9/13/20: “A family moved in next door and the little boy, around 7/8 yrs old, keeps coming by and asking if Sheba can come out. She is also the hit of the neighborhood. Everyone asks about her if they see me without her (which is rare). I have one neighbor who comes over and invites herself into the house just to see her. She is Ms. Popularity and no one can believe she’s 12. She still acts like a puppy. I like to tell people how everyone kept saying, “oh, she’ll calm down with age”. Not a chance.”
Each update was a testament to the love Charles had for Sheba.
Then in May of this year, we received a different kind of update. The news this time was not good. A large inoperable tumor had been discovered, and Charles had to make the heartbreaking but humane decision to say good-bye to Sheba.
5/20/21: “It would be no surprise that she was the light of my life, and it will take me a very long time to figure out how to live without Sheba in my life. She left behind a huge impact on anyone who ever met her. She was the hit of the neighborhood and affected everyone with whom she came in contact. She was a true celebrity. September would only have been her 13th birthday. It’s safe to say she was taken far too young. I want to thank you for the unbelievable eight years I had with her and wish you and the shelter all the best.”
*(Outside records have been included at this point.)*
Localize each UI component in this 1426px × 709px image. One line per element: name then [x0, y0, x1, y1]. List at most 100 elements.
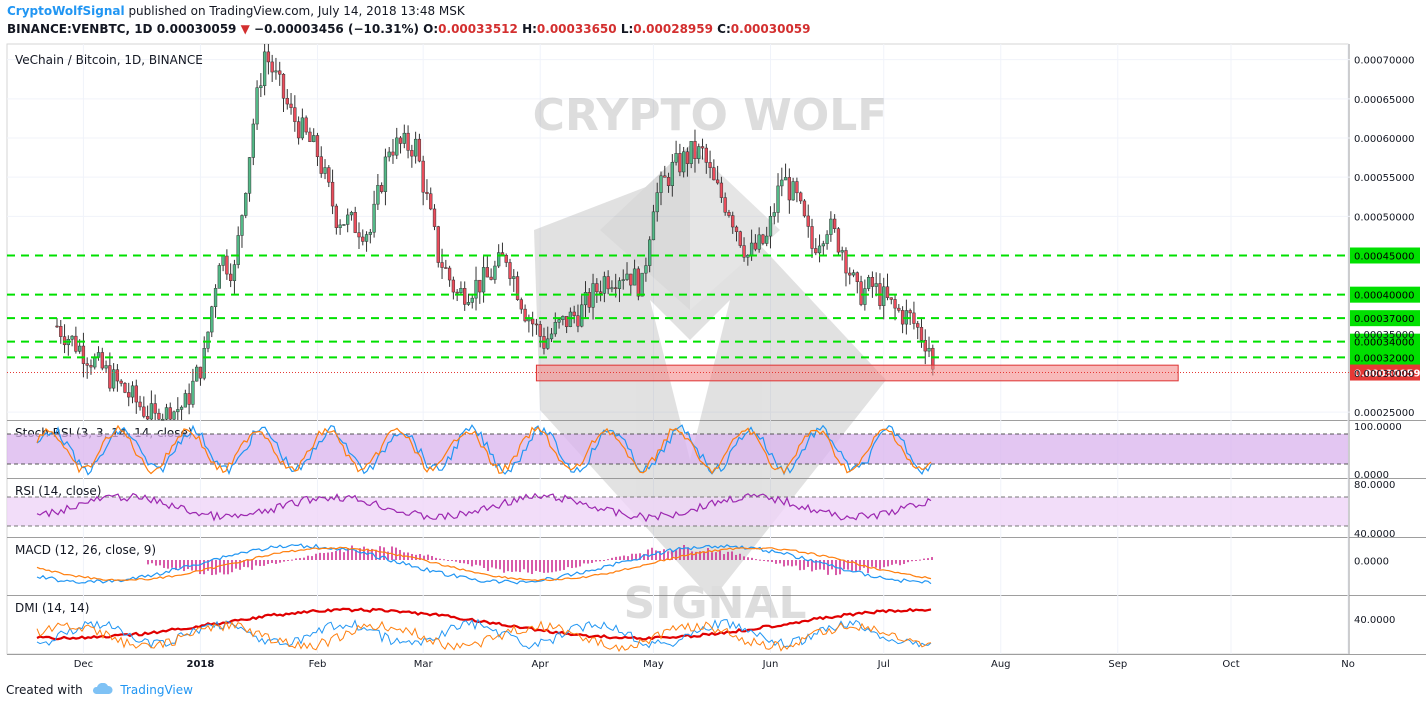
candle-body — [712, 167, 716, 181]
candle-body — [402, 132, 406, 144]
macd-histogram-bar — [563, 560, 565, 570]
candle-body — [346, 214, 350, 225]
macd-histogram-bar — [491, 560, 493, 568]
candle-body — [455, 291, 459, 294]
wolf-logo-shape — [534, 170, 886, 600]
macd-histogram-bar — [247, 560, 249, 568]
candle-body — [436, 226, 440, 263]
author-link[interactable]: CryptoWolfSignal — [7, 4, 125, 18]
macd-histogram-bar — [227, 560, 229, 575]
macd-histogram-bar — [343, 552, 345, 560]
candle-body — [187, 393, 191, 405]
macd-histogram-bar — [351, 545, 353, 560]
macd-histogram-bar — [359, 548, 361, 560]
candle-body — [738, 231, 742, 246]
indicator-pane: DMI (14, 14) — [15, 601, 89, 615]
candle-body — [447, 267, 452, 281]
candle-body — [229, 273, 233, 281]
candle-body — [580, 304, 584, 327]
macd-histogram-bar — [543, 560, 545, 573]
macd-histogram-bar — [931, 557, 933, 560]
macd-histogram-bar — [571, 560, 573, 569]
down-arrow-icon: ▼ — [240, 22, 250, 36]
stoch-d-line — [36, 424, 932, 475]
support-levels: 0.00045000 0.00040000 0.00037000 0.00034000… — [7, 247, 1420, 382]
chart-canvas[interactable]: CRYPTO WOLF SIGNAL Stoch RSI (3, 3, 14, … — [0, 40, 1426, 680]
candle-body — [259, 85, 263, 88]
candle-body — [413, 138, 418, 157]
candle-body — [104, 365, 108, 369]
close-label: C: — [717, 22, 731, 36]
macd-histogram-bar — [803, 560, 805, 570]
macd-histogram-bar — [431, 556, 433, 560]
macd-histogram-bar — [427, 554, 429, 560]
low-label: L: — [620, 22, 634, 36]
candle-body — [632, 268, 637, 286]
macd-histogram-bar — [331, 552, 333, 560]
time-tick-label: No — [1341, 659, 1355, 670]
candle-body — [538, 324, 542, 337]
candle-body — [844, 250, 848, 274]
macd-histogram-bar — [303, 557, 305, 560]
macd-histogram-bar — [879, 560, 881, 570]
macd-histogram-bar — [843, 560, 845, 570]
candle-body — [802, 200, 807, 217]
price-axis[interactable]: 0.00070000 0.00065000 0.00060000 0.00055000… — [1354, 56, 1414, 626]
macd-histogram-bar — [179, 560, 181, 568]
time-tick-label: Dec — [74, 659, 93, 670]
candle-body — [870, 277, 875, 287]
indicator-tick-label: 100.0000 — [1354, 422, 1402, 433]
candle-body — [557, 319, 561, 323]
macd-histogram-bar — [683, 544, 685, 560]
candle-body — [874, 283, 878, 287]
candle-body — [285, 97, 289, 105]
candle-body — [715, 179, 720, 184]
price-tick-label: 0.00055000 — [1354, 173, 1414, 184]
macd-histogram-bar — [591, 560, 593, 563]
candle-body — [602, 276, 607, 294]
macd-histogram-bar — [283, 560, 285, 562]
candle-body — [916, 323, 920, 328]
published-text: published on TradingView.com, July 14, 2… — [128, 4, 465, 18]
candle-body — [134, 385, 138, 403]
created-with-text: Created with — [6, 683, 83, 697]
indicator-title: RSI (14, close) — [15, 484, 101, 498]
macd-histogram-bar — [719, 550, 721, 560]
macd-histogram-bar — [735, 554, 737, 560]
candle-body — [289, 103, 293, 108]
publish-line: CryptoWolfSignal published on TradingVie… — [7, 4, 465, 18]
macd-histogram-bar — [507, 560, 509, 572]
macd-histogram-bar — [187, 560, 189, 570]
tradingview-link[interactable]: TradingView — [120, 683, 193, 697]
macd-histogram-bar — [899, 560, 901, 566]
time-axis[interactable]: Dec 2018 Feb Mar Apr May Jun Jul Aug Sep Oct No — [74, 659, 1355, 670]
indicator-title: DMI (14, 14) — [15, 601, 89, 615]
candle-body — [859, 281, 863, 305]
macd-histogram-bar — [175, 560, 177, 570]
candle-body — [247, 157, 252, 194]
candle-body — [327, 167, 331, 183]
candle-body — [889, 297, 893, 300]
rsi-band — [7, 497, 1348, 526]
candle-body — [757, 234, 761, 250]
macd-line — [36, 543, 932, 585]
candle-body — [587, 292, 591, 308]
candle-body — [398, 137, 403, 144]
indicator-pane: RSI (14, close) — [15, 484, 101, 498]
candle-body — [719, 182, 724, 198]
candle-body — [278, 70, 282, 75]
candle-body — [817, 245, 822, 254]
price-tick-label: 0.00065000 — [1354, 95, 1414, 106]
candle-body — [255, 87, 259, 125]
candle-body — [625, 273, 629, 280]
macd-histogram-bar — [307, 555, 309, 560]
macd-histogram-bar — [767, 560, 769, 562]
candle-body — [919, 327, 924, 341]
macd-histogram-bar — [547, 560, 549, 573]
macd-histogram-bar — [375, 549, 377, 560]
macd-histogram-bar — [159, 560, 161, 566]
macd-histogram-bar — [643, 553, 645, 560]
macd-histogram-bar — [279, 560, 281, 563]
candle-body — [663, 175, 667, 178]
macd-histogram-bar — [679, 548, 681, 560]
Author Michele Hanson, when writing about the loss of a beloved cat, said the love we have for our animals are relationships “entirely predicated on impermanence.” Unfortunately, their lives are never as long as we would wish. But what we share with them, give to them, and receive from them makes the loss of their presence just a little bit more bearable. We thank Charles for his gift of love, both to Sheba and to those of us who knew and remember her. RIP, sweet girl!